The federal Food and Drug Administration (FDA) issued a simple message ahead of its formal authorisation of the Pfizer-BioNTech COVID-19 vaccine on Monday (local time), as reluctant Americans continue to search for alternative treatments.
The US FDA is responsible for protecting public health by ensuring the safety, efficacy and security of drugs and other biological products. It regulates foods such as additives and supplements, prescription and non-prescription drugs, biologics, veterinary products and cosmetics, among others.
On Monday (local time), the regulator granted full approval to the Pfizer vaccine - the first to secure full FDA approval. Currently, New Zealand has opted to exclusively use the Pfizer formula in its vaccination campaign, as opposed to alternatives such as AstraZeneca or Johnson & Johnson.
In a tweet over the weekend, the FDA shared an official article explaining why people should not be using the drug ivermectin - a medicine used to deworm livestock - to treat or prevent COVID-19 as an alternative to the vaccine.
"You are not a horse," it said. "You are not a cow. Seriously, y'all. Stop it."
The accompanying article warns using ivermectin as a treatment or preventative measure - despite not being approved for that purpose by the FDA - can be dangerous, or even lethal.
"While there are approved uses for ivermectin in people and animals, it is not approved for the prevention or treatment of COVID-19," it reads.
"You should not take any medication to treat or prevent COVID-19 unless it has been prescribed to you by your healthcare provider and acquired from a legitimate source."
In Mississippi last week, the state's health department said at least one person was hospitalised after ingesting ivermectin.
Speaking to CNN on Sunday (local time), US surgeon general, Dr Vivek Murthy, reiterated that ivermectin should not be used to treat or prevent COVID-19.
"The best protection we have against COVID-19 is the vaccine, and if you get COVID-19, we actually do have treatments that work. Ivermectin is not one of them."
Misinformation has spread like wildfire on social media and through right-wing facets of US politics regarding purported treatments for COVID-19. In comments shared widely across social media, Dr Pierre Kory, a pulmonary and critical care specialist at Aurora St Luke's medical center in Milwaukee, called ivermectin a "wonder drug".
In July, evolutionary biologist Bret Weinstein told Fox News host Tucker Carlson that the vaccine debate "would be over by definition" if ivermectin "is what those of us who have looked at the evidence think it is".
In a Senate hearing last December, a number of doctors touted ivermectin alongside hydroxychloroquine, an anti-malaria drug once championed by former US President Donald Trump as a cure for COVID-19, despite no scientific backing.
Following that hearing, experts concluded there was no evidence that ivermectin was a supposed 'miracle' drug against COVID-19. Test results suggesting ivermectin could inhibit replication of the SARS-CoV-2 virus did not amount to official authorisation for use, they said.
"Claim: The antiparasitic drug ivermectin 'has a miraculous effectiveness that obliterates', the transmission of COVID-19 and will prevent people from getting sick," the Associated Press reported. "False. There's no evidence ivermectin has been proven a safe or effective treatment against COVID-19."
A number of states are currently struggling to boost their vaccination rates as the highly transmissible Delta variant runs rampant. The vast majority of deaths and hospitalisations in the US are among unvaccinated people.
On Saturday night at a 'Save America' rally in Alabama, the state with the lowest vaccination rate, Trump urged his supporters to get the shot, citing his own "good" experience with the vaccine. The former President was vaccinated at the White House in January after being hospitalised with the virus three months earlier. However, the public were not made privy to this information until March.
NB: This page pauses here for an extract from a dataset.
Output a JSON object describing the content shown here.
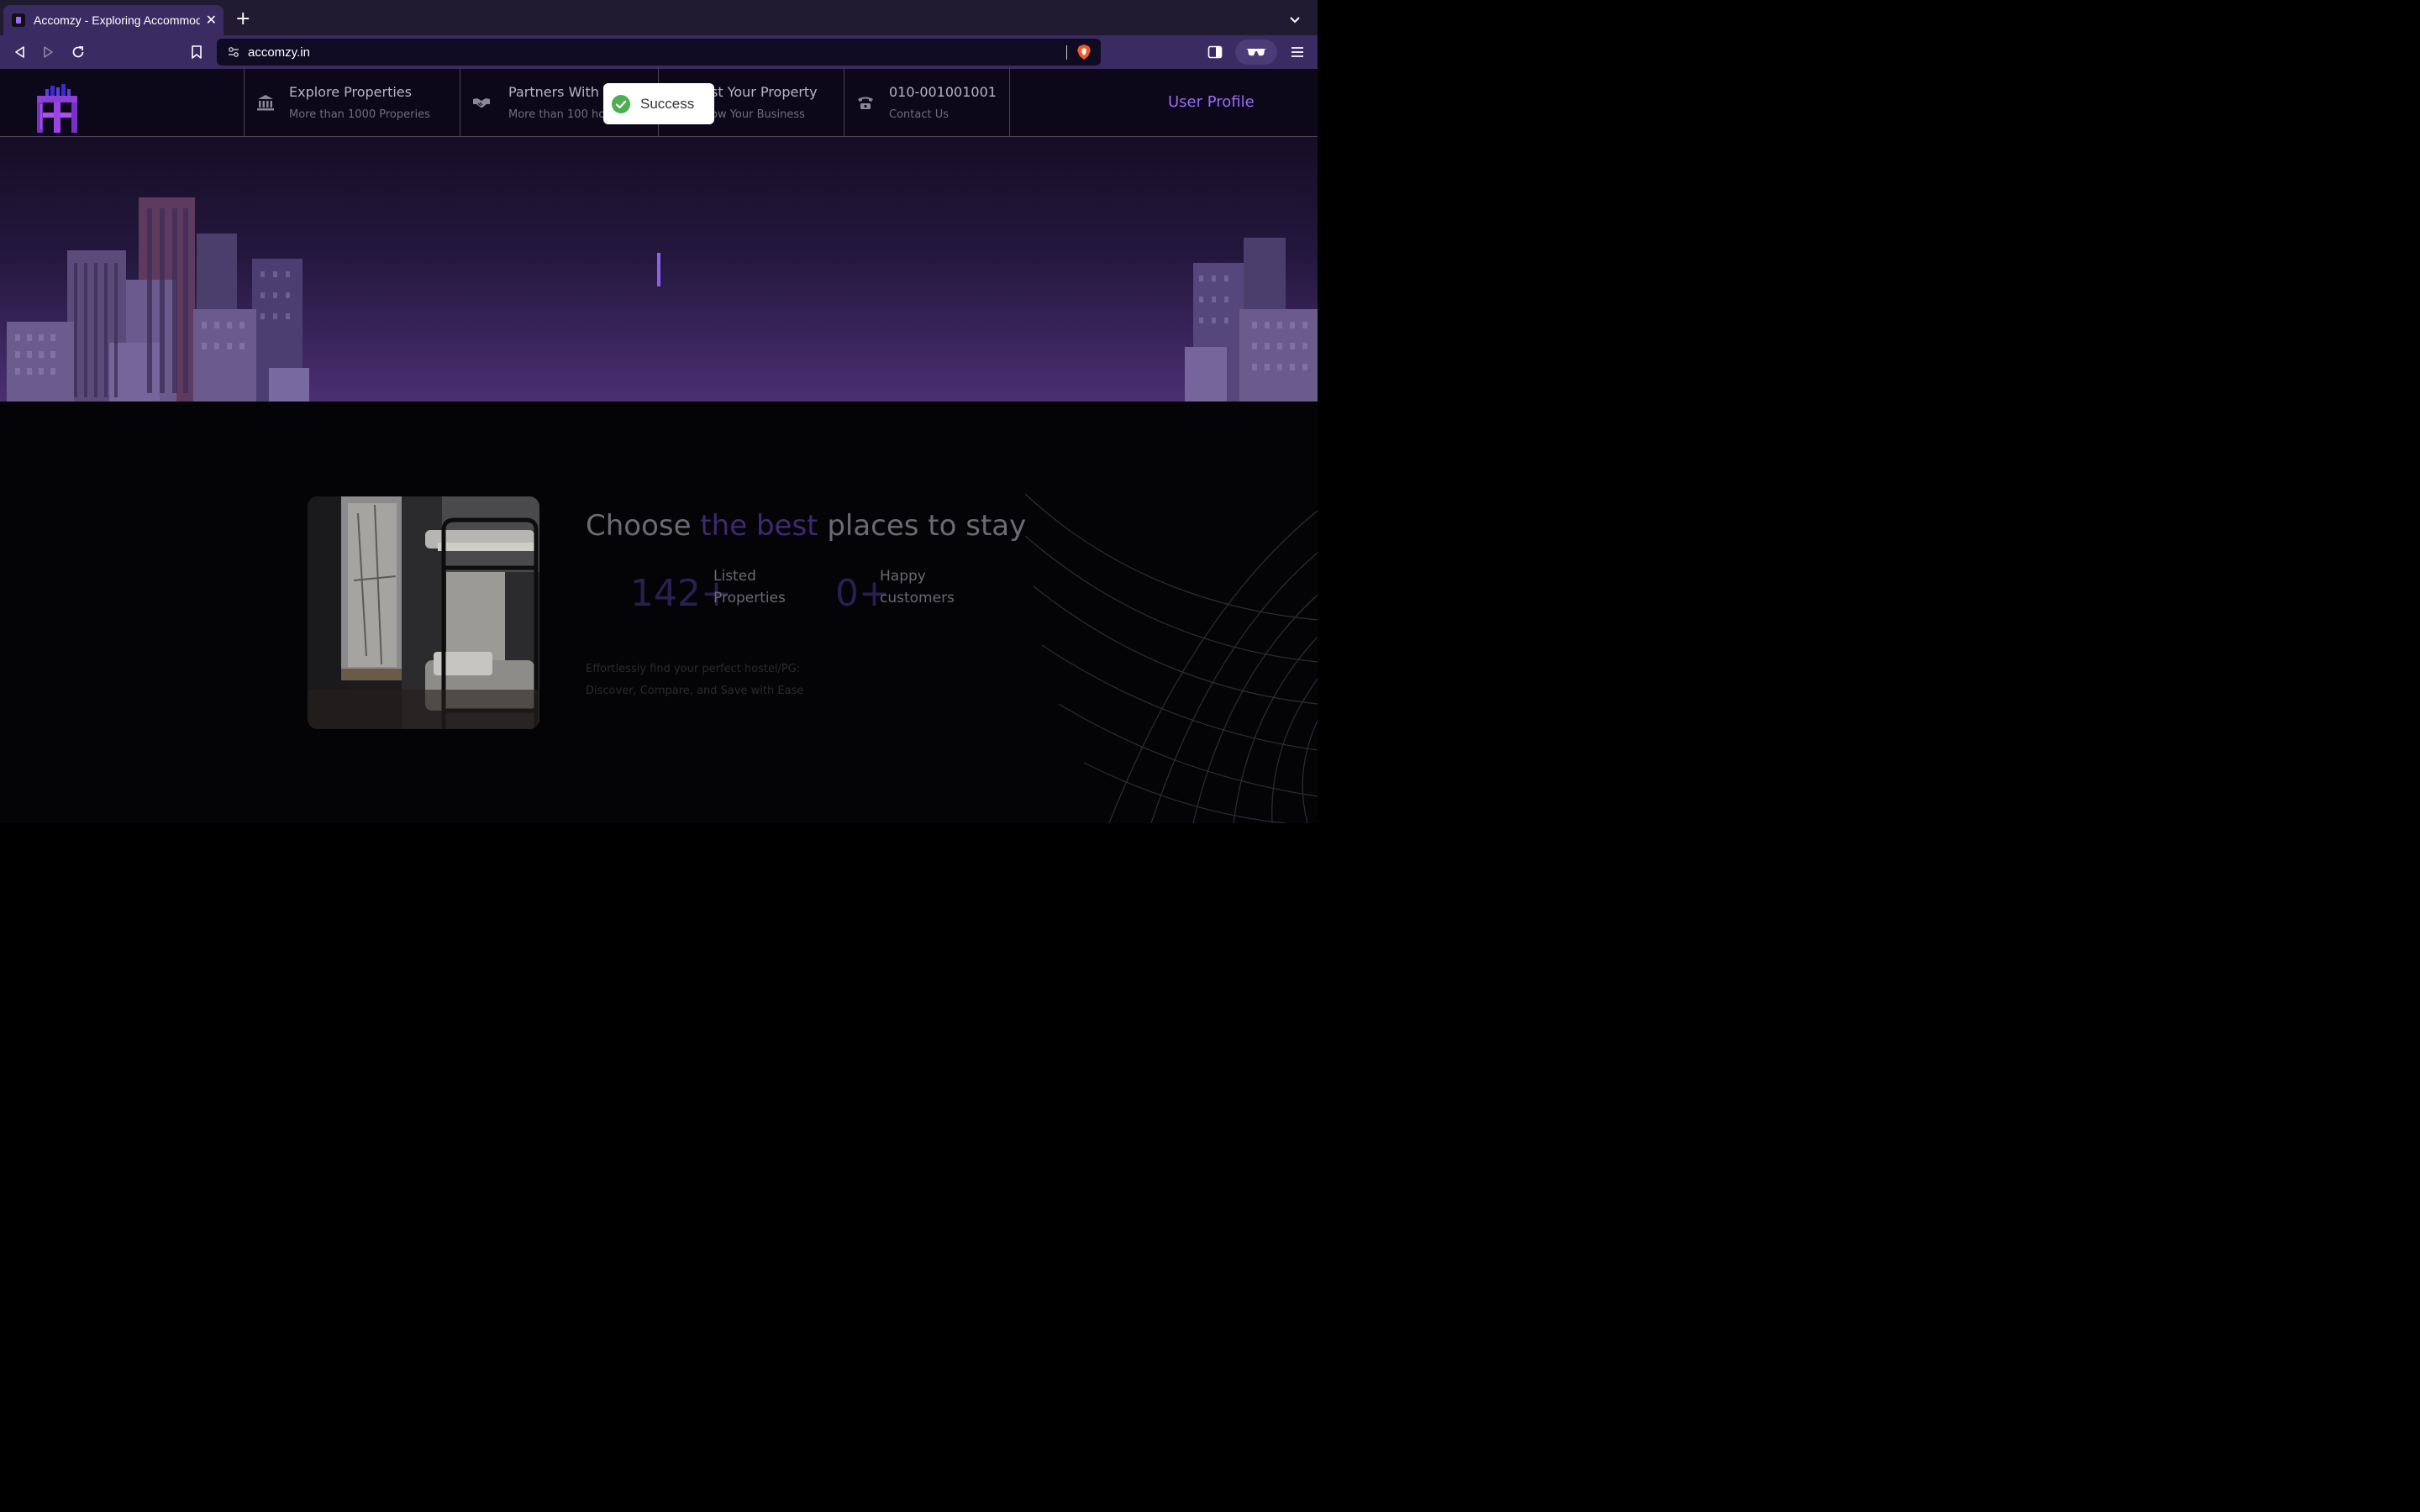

The crowd quickly turned on Trump and began booing and jeering, forcing him to quickly backpedal. He told his supporters he understood the need to exercise their "freedoms", but made it clear he was pro-vaccination - despite downplaying the pandemic for months in the final year of his presidency.
"If it doesn't work, you'll be the first to know," he joked.
According to an FDA fact-sheet, the agency has approved ivermectin to treat "certain internal and external parasites in various animal species".
"People should never take animal drugs [as] using these products in humans could cause serious harm," it says. "Any use of ivermectin for the prevention or treatment of COVID-19 should be avoided."
Side-effects associated with ingesting ivermectin include "skin rash, nausea, vomiting, diarrhoea, stomach pain, facial or limb swelling, neurologic adverse events (dizziness, seizures, confusion), sudden drop in blood pressure, severe skin rash potentially requiring hospitalisation, and liver injury (hepatitis).
"Laboratory test abnormalities include decrease in white cell count and elevated liver tests."
Ivermectin tablets have been approved for use in humans, the FDA said, for "the treatment of some parasitic worms". Formulations can be used by prescription only for the treatment of "skin conditions such as rosacea" and "external parasites such as head lice".